Gostei e gosto muito de Évora.

Lisboa. Quem não gosta de Lisboa? Lisboa, eu também já conhecia desde o Grande Encontro Nacional da Juventude. E a "tropa" levou-me à Estrela. Ao Hospital Militar da Estrela. Ao Jardim da Estrela. Aos Fados. Aos castelos e aos bairros típicos, às tascas, à verdadeira Lisboa. Logo que terminei o Serviço Militar voltei à Grande Lisboa, em janeiro de 1972, até hoje. Mesmo que uma parte do tempo seja passada no Algarve, Lisboa faz parte de mim.

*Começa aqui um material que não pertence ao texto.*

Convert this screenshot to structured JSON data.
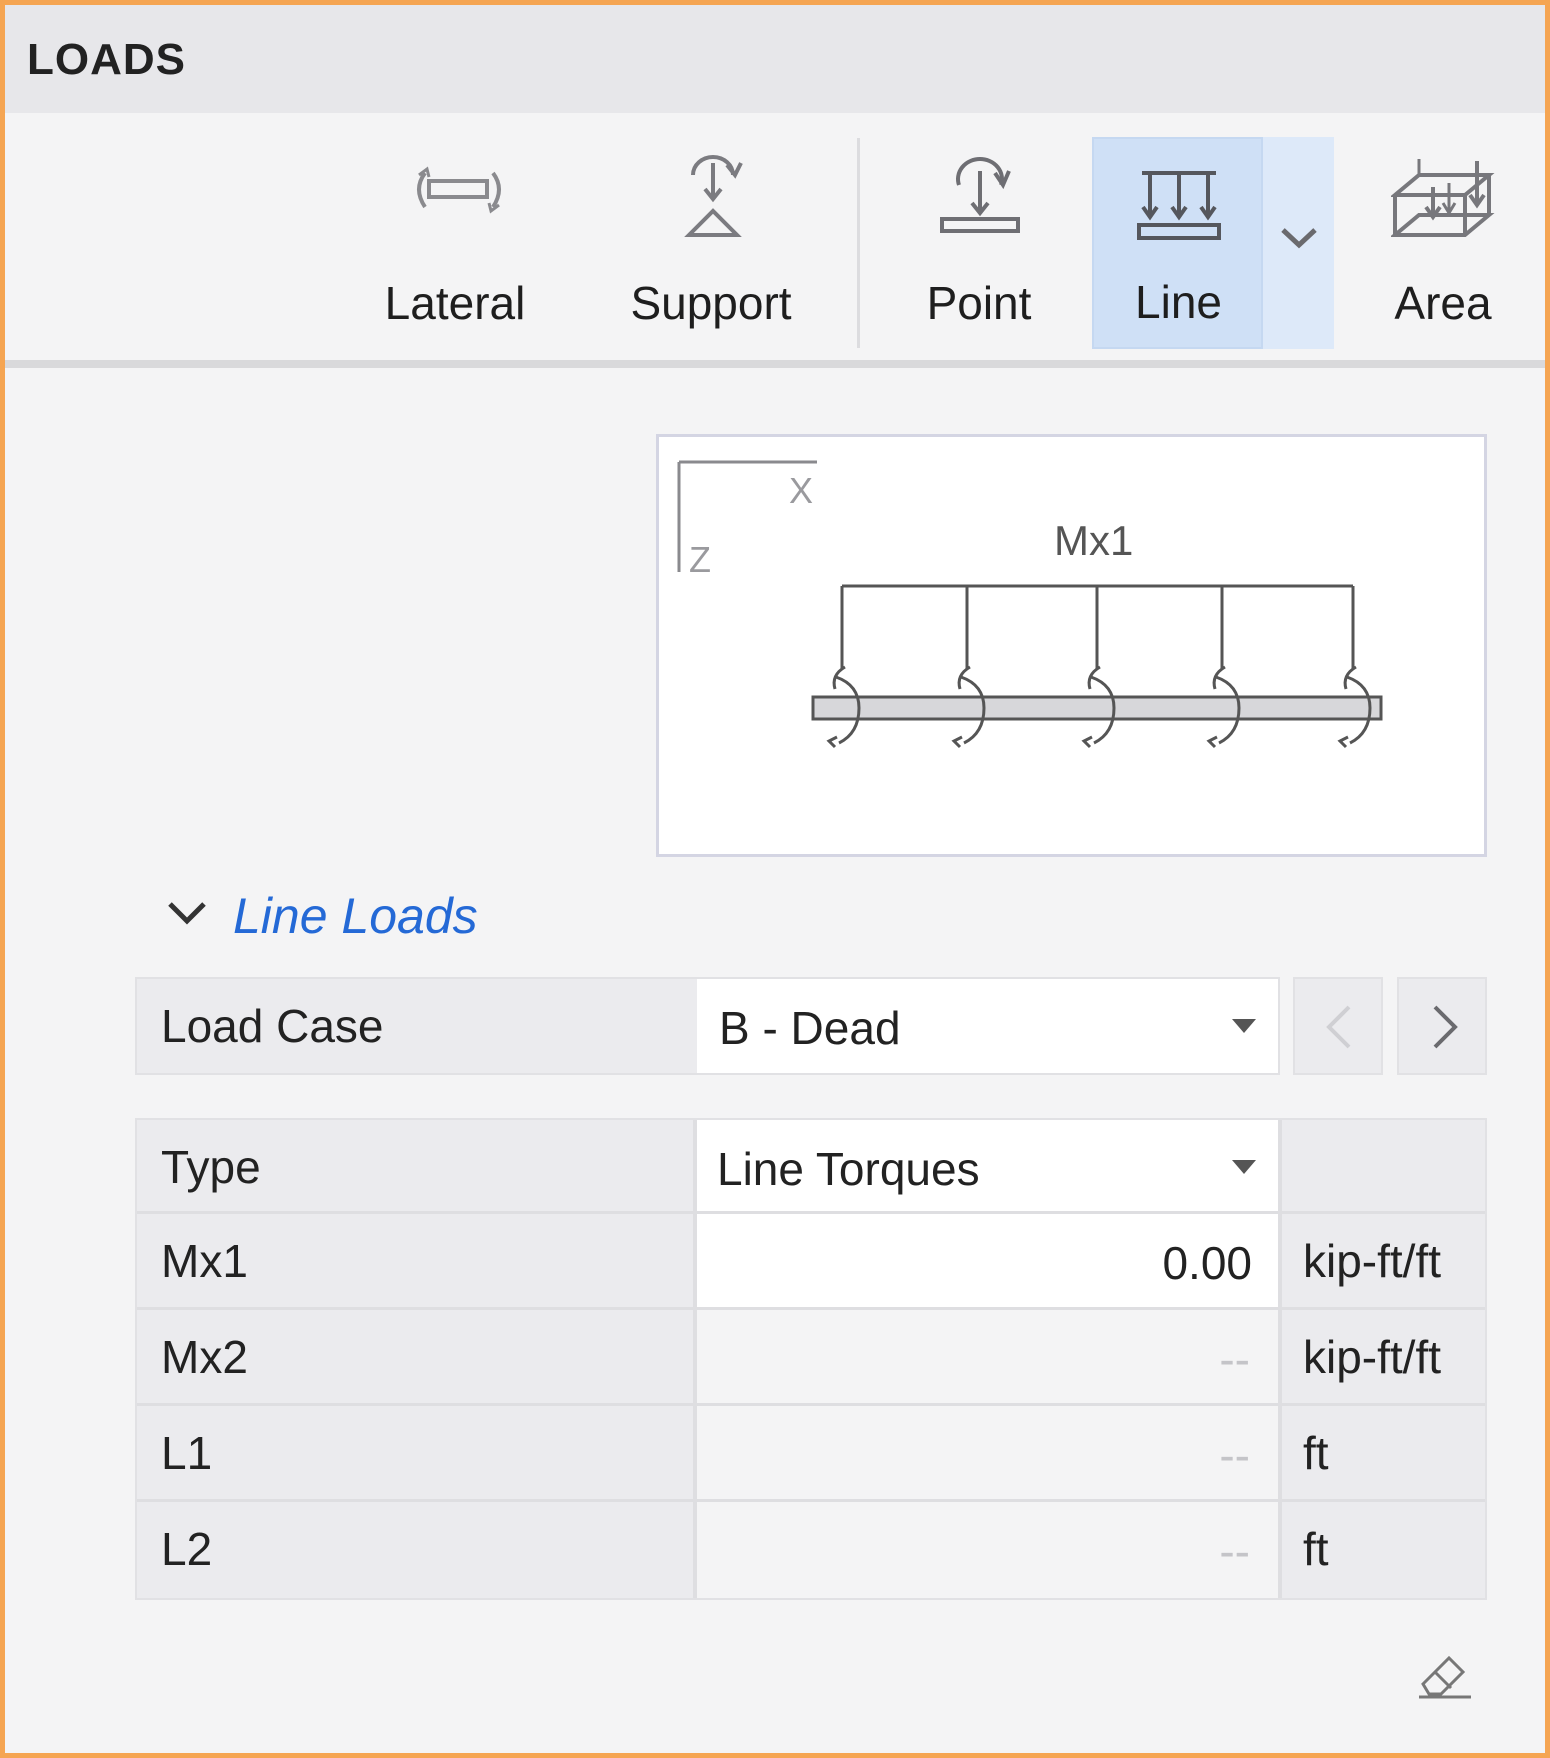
{
  "panel": {
    "title": "LOADS"
  },
  "ribbon": {
    "buttons": [
      {
        "label": "Lateral",
        "icon": "lateral-load-icon"
      },
      {
        "label": "Support",
        "icon": "support-load-icon"
      },
      {
        "label": "Point",
        "icon": "point-load-icon"
      },
      {
        "label": "Line",
        "icon": "line-load-icon",
        "selected": true
      },
      {
        "label": "Area",
        "icon": "area-load-icon"
      }
    ],
    "selected_color": "#cfe0f6"
  },
  "preview": {
    "axis_x": "X",
    "axis_z": "Z",
    "load_label": "Mx1"
  },
  "section": {
    "title": "Line Loads",
    "expanded": true,
    "title_color": "#2469d6"
  },
  "load_case": {
    "label": "Load Case",
    "value": "B - Dead"
  },
  "properties": {
    "type": {
      "label": "Type",
      "value": "Line Torques"
    },
    "rows": [
      {
        "label": "Mx1",
        "value": "0.00",
        "unit": "kip-ft/ft",
        "editable": true
      },
      {
        "label": "Mx2",
        "value": "--",
        "unit": "kip-ft/ft",
        "editable": false
      },
      {
        "label": "L1",
        "value": "--",
        "unit": "ft",
        "editable": false
      },
      {
        "label": "L2",
        "value": "--",
        "unit": "ft",
        "editable": false
      }
    ]
  },
  "accent_border": "#f5a552"
}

E Coimbra? De uma forma diferente de Évora e de Lisboa, mas Coimbra foi tão ou mais importante para mim. E nós, para não sermos ingratos, temos que amar as "coisas" importantes. Assim que cheguei a Coimbra, em junho de 1967, fui visitar o Penedo da Saudade. Não vi tudo e voltei no dia seguinte. No regresso passei à porta do Liceu D. João III. Lembrei-me que tinha um exame "pendente" e os livros na mala. Talvez já com o espírito da cidade, prometi ali mesmo, a mim mesmo, que em Setembro, ao abrigo da lei militar, iria fazer aquele exame e iria ficar aprovado.
E assim foi.
Sempre que vou a Coimbra, assim que deixo a autoestrada, mas principalmente depois de atravessar a ponte, sinto uma mudança de espírito.
Isto, penso eu, é amor. Eu fiquei a amar Coimbra. Até hoje.

Guiné Bissau.
Eu gostei da Guiné Bissau. Nhacra, a D. Carlota e os seus bifes de macaco. O "Branco" do Cumeré e o seu camarão, mais barato que os tremoços nas cervejarias de Lisboa.
Eu gostei de Aldeia Formosa (Quebo). Tudo aquilo era novo. A minha Escola, os meus alunos. A assistência sanitária em Pate Embaló.
E aquele "fim de mundo" que dá pelo nome da Nhala. Um ano completo, sem médico, mas com uma equipa formidável de enfermeiros, que me deixavam tempo para acumular com a Escola, foi difícil.
Mas eu gostei de estar em Nhala.

Resumindo, eu fiz 54 meses de Serviço Militar Obrigatório, em oito "pontos" diferentes.

Nuns casos com amor, noutros com uma grande amizade. Eu gostei dos sítios por onde passei.

E volto a alguns, sempre que posso.

Um Abraço

Manuel Amaro

Juvenal Amado disse...

Eu passei por Coimbra CICA4, Porto RI6, Abrantes RI2, Santa Margarida CIME, regressei a Abrantes onde fiu mobilizado.
Depois o roteiro do costume Cumeré, Centro de instrução que ficava ao Pé do QG e por fim Galomaro e arredores.

Talvez o pior sítio onde estive cá e que não via jeito de me ir embora, foi Santa Margarida. Detestei.
Na Guiné por várias razões Cancolim só não foi detestável pelos amigos que lá tinha e relembro sempre.

Tony Borie disse...

Olá José Martins.
Foste um "privilegiado", dentro da tropa… no continente!
Olha, as recordações das pessoas boas com quem convivemos naquela idade, até lhe recordamos o nome com uma certa simpatia, das outras, onde algumas nos faziam a "vida negra", com aquelas "arrogâncias balofas", essas só nos lembramos da sua "alcunha", que em geral não era lá muito prestigiante!.
Tony Borie.

Hélder Valério disse...

Caros camaradas
Caro Zé Martins

Acho interessante este tema sobre os locais por onde passámos e até, caso possível, compará-los com a actualidade para tentar perceber a sua evolução.

Do teu relato ressalto o "Porto, Arca d'Água", pois por lá também estive, mas verifico agora que as nossas circunstâncias foram diferentes. A seu tempo darei conta das minhas, mas posso dizer que também 'utilizava transportes públicos, não estava desarranchado, e não me lembro de ter dispensa de pernoita', embora também participasse numa espécie de renda para utilização de um quarto ali perto do Quartel, sendo que, na realidade, só o tentei utilizar para me deitar uma vez, mas.... não correu bem!

Abraço
Hélder S.

José Marcelino Martins disse...

Como diz o Tony, realmente fui um "priviligiado".

Na altura vivia em Gaia, a 500 metros das Devesas.
Passei uma semana em Espinho, em regime de internato com mais 400 recrutas, e passei a desarranchado com dispensa de pernoita.

Levava a marmita, fazia a viagem num Austin e regressava à tarde, para dormir em casa.

Quando passei ao Regimento de Transmissões (RTm) ficou tudo igual, com a diferença de que utilizava um transporte de Gaia até ao Porto (S. Bento) e daí perto até ao quartel.

Almoçava sentado na caixa/armário horizontal, mas sempre comia os miminhos da mamã.

Tavira foi diferente, ou não fosse o contacto com a "distância" de tudo.